Pois bem, a conversa longa a que me referi me fez revisitar alguns conceitos de lógica que devem (pelo menos é assim aceite pela ciência) nortear qualquer discussão. Falo das falácias, da necessidade de evitar argumentos falaciosos na formulação de conclusões e nas discussões. Particularmente, procuro sempre evitar argumentos falaciosos nas minhas locuções, por forma a tender mais para uma verdade que possa ser aceite e traga algum princípio de entendimento.
Basicamente existem 2 tipos de falácias, as formais e as informais.
São formais as falácias que violam regras da lógica formal (dedutiva), sendo as mais comuns: afirmar o consequente e negar o antecedente. Por sua vez, são informais as falácias que decorrem dos seguintes argumentos: ad hominem, ad populum, ad baculum, ad misericordiam, petição de princípio, falsa dicotomia, entre outras. É nestas que me vou focar pois entendo serem as que mais se tem propalado.
Resumidamente:
1. Ad hominem - ataca o carácter ou atributos pessoais do oponente, em vez de refutar o argumento. Ex: Você não pode dizer que o que fiz é errado porque você sempre fez a mesma coisa. A verdade é que um erro cometido em reacção a outro não o torna correcto.

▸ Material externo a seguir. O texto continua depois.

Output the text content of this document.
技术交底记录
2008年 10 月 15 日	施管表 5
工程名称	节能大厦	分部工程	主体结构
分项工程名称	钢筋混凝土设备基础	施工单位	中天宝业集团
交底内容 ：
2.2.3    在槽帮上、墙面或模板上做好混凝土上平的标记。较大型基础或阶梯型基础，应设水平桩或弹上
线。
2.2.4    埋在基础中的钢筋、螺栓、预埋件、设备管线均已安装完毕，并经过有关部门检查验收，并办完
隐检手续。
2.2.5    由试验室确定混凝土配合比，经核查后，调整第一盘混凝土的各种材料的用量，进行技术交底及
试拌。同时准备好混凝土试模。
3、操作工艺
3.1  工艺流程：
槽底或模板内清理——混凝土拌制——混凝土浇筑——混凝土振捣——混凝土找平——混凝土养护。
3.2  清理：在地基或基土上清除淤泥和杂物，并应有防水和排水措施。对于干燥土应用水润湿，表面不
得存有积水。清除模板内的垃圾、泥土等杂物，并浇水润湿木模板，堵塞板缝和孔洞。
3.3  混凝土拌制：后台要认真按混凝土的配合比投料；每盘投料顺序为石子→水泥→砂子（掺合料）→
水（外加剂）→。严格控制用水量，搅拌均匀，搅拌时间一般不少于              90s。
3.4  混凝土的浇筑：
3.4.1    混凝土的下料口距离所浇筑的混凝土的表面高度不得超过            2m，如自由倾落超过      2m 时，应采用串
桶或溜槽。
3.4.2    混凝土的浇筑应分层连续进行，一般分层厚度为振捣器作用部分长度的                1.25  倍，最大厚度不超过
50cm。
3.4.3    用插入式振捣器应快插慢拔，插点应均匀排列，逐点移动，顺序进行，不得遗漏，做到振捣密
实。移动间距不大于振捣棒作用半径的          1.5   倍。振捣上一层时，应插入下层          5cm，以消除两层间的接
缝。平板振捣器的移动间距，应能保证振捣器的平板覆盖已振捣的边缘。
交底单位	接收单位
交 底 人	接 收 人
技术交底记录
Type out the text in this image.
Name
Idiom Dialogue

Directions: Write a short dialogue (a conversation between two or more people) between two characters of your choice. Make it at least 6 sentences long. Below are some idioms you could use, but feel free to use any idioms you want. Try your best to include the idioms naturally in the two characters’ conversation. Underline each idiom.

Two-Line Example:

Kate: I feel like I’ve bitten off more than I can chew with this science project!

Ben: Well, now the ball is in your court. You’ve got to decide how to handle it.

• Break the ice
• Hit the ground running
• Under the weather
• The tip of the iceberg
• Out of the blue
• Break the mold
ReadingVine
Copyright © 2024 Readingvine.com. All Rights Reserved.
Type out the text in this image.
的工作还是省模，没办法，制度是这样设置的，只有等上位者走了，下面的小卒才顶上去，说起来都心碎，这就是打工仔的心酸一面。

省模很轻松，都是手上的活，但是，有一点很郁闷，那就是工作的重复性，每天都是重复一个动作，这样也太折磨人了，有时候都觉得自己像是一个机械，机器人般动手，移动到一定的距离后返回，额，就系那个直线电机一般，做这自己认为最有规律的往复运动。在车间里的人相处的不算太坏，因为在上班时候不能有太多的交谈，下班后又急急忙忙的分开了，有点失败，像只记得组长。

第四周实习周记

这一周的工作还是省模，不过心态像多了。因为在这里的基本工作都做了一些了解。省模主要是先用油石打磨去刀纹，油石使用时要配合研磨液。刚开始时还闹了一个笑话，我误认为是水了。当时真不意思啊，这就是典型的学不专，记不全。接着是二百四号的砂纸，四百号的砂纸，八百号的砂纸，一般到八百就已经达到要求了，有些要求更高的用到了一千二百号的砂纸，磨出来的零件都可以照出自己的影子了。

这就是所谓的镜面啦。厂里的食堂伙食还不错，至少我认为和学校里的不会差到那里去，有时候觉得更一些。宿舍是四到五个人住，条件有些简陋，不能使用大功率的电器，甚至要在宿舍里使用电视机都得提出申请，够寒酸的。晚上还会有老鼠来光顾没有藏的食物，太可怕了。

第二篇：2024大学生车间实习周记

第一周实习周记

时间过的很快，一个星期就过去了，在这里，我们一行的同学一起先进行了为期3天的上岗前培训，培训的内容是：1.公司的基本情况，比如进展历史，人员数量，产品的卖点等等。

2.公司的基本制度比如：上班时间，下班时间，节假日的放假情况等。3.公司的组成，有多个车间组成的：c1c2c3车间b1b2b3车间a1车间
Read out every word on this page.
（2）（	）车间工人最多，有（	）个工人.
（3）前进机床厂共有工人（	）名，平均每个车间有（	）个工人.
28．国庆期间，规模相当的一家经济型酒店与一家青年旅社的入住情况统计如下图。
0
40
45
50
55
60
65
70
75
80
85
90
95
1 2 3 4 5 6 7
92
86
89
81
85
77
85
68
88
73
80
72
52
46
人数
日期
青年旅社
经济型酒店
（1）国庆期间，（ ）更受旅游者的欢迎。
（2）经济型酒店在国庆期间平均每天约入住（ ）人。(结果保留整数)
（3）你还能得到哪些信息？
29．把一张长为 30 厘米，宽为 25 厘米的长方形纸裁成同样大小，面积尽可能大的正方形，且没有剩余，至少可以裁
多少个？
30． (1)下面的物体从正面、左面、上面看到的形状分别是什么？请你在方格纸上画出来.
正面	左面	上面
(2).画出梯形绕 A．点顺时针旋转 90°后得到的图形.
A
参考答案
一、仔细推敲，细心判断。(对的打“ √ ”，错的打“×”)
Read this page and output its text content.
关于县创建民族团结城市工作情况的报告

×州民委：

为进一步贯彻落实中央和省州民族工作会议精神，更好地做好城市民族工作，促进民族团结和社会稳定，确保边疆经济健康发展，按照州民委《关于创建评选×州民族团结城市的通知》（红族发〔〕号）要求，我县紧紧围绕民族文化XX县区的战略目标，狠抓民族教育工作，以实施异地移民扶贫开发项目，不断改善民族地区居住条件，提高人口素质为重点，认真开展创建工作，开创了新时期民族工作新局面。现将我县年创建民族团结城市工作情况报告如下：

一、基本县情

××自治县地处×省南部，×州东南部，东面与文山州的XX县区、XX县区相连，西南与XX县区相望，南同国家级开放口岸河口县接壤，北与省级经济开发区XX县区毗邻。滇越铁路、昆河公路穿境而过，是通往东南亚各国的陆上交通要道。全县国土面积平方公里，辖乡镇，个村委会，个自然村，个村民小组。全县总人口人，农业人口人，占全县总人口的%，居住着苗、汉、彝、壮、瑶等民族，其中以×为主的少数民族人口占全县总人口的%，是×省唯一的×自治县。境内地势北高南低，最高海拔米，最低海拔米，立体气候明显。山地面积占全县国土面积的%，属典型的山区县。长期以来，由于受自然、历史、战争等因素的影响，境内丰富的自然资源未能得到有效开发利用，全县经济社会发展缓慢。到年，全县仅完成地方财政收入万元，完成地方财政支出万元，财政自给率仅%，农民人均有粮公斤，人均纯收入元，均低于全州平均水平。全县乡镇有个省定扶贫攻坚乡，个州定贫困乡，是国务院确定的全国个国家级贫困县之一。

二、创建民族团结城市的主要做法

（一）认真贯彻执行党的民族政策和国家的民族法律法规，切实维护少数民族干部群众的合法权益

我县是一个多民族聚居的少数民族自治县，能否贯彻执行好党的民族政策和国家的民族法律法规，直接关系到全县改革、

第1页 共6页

2. Ad populum - assume que algo é verdadeiro porque muitas pessoas acreditam nisso. Ex: Todo o mundo acreditava que o sol girava em torno da terra, mas isso não se tornou verdade porque todo o mundo acreditava que assim era.
3. Ad misericordiam - usa a compaixão ou apelo emocional para desviar do debate lógico. Ex: As pessoas têm razão de agir como estão porque estão saturadas. Este facto pode até servir como justificativa, mas não torna o acto em si correcto.
4. Falsa dicotomia - apresenta apenas duas opções, ignorando outras possibilidades. Ex: Ou você é a favor do governo ou é contra o povo. É possível que haja outras opções, não precisamos resumir tudo a estas duas.
5. Generalização apressada - Conclusões amplas baseadas em poucas evidências. Ex: Conheci dois advogados corruptos, logo todos os advogados são corruptos. Há que ter tento e analisar caso a caso.
É importante tomar em atenção estes agumentos nas nossas discussões sobre a situação da nação. No debate que se propõe, precisamos procurar soluções eficazes e eficientes para os problemas levantados, partindo de uma lógica de que estamos todos a contribuir para o bem comum, mas devemos evitar posições e argumentos que minam o diálogo, porque falaciosos.